Muriel Spark has the rare distinction of appearing on both of my must-read novella lists. The Prime of Miss Jean Brodie stars as one of 9 Classic Novellas by Women You Can Read in a Day. More than 25 years (and several books) later, Spark came out with A Far Cry, the story of Nancy Hawkins, a woman looking back at her years as a war widow in South Kensington. When one of the women in her rooming house begins receiving threatening letters, Nancy rushes in to offer advice. Unfortunately, she is not quite as helpful as she likes to think.

Click here to buy.

The Fifth Child by Doris Lessing (1988)

Before We Need to Talk About Kevin, there was The Fifth Child, the horrifying tale of Ben, who starts out difficult in utero and only wreaks more and more havoc after birth. If you’re looking for a way to slow down that biological clock, this little book might do the trick.

Click here to buy.

Ordinary Love & Good Will by Jane Smiley (1989)

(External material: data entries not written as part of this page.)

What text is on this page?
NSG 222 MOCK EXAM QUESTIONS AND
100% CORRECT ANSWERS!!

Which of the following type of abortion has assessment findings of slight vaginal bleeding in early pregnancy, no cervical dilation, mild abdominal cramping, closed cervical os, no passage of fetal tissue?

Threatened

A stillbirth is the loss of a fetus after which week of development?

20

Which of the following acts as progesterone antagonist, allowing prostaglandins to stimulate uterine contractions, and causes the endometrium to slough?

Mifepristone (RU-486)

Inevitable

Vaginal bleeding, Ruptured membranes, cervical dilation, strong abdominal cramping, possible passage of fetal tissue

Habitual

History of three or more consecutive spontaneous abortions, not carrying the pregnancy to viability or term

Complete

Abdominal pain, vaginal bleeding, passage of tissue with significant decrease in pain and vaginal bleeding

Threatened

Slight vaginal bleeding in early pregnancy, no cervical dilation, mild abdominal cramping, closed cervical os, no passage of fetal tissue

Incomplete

The first novella in this collection, Ordinary Love, is pretty good. The second, Good Will, is — wait for it — the best novella ever! It doesn’t hurt that the story is made with all my personal favorite ingredients: a nice moody landscape, some survival plot elements, a snowbound-in-a-cabin scene, and a healthy dash of a “bad seed.” (See also The Fifth Child.)

Click here to buy.

Angels and Insects by A.S. Byatt (1994)

Combine a dead-on imitation to Victorian prose and poetry with the following subject matter: insects, taboo sexual practices, séances, and ghostly visitations. The result is this pair of novellas by A.S. Byatt. Morpho Eugenia, the more intricate and disturbing of the two novellas, was made into a film (Angels and Insects, 1995).

Click here to buy.

Guided Tours of Hell by Francine Prose (1997)

Francine Prose is a writer who deserves more attention. What better way to get to know her than through this pair of novellas? In the titular novella, tourists make fools of themselves on a visit to a former concentration camp outside of Prague. In Three Pigs in Five Days, Nina sits in a Paris hotel room working on a travel article and reflecting on her messed-up relationship.

Click here to buy.

The Hunters by Claire Messud (2002)

Claire Messud, author of The Emperor’s Children and The Woman Upstairs , published this pair of novellas in 2002. A Simple Tale is a sweeping saga of a woman’s life, starting during World War II in the Ukraine. The titular novella is an unsettling tale of an unnamed (and un-gendered) narrator with a very peculiar neighbor.

Click here to buy.

The Diving Pool by Yoko Ogawa (2008)

The dread in Yoko Ogawa’s three novellas builds like raindrops tapping the windowpane: soft at first, and then more insistent. Finally they get so loud they become impossible to ignore. The Pregnancy Diary is especially peculiar and creepy... in the best possible way.

Click here to buy.

Home by Toni Morrison (2012)

In Home, the most recent work by Toni Morrison, Korean war veteran Frank Money journeys back to the racist South to rescue his sister, Cee, whose safety appears to be endangered. He vows to find her and bring her home, with the hope that somehow, they can both be saved.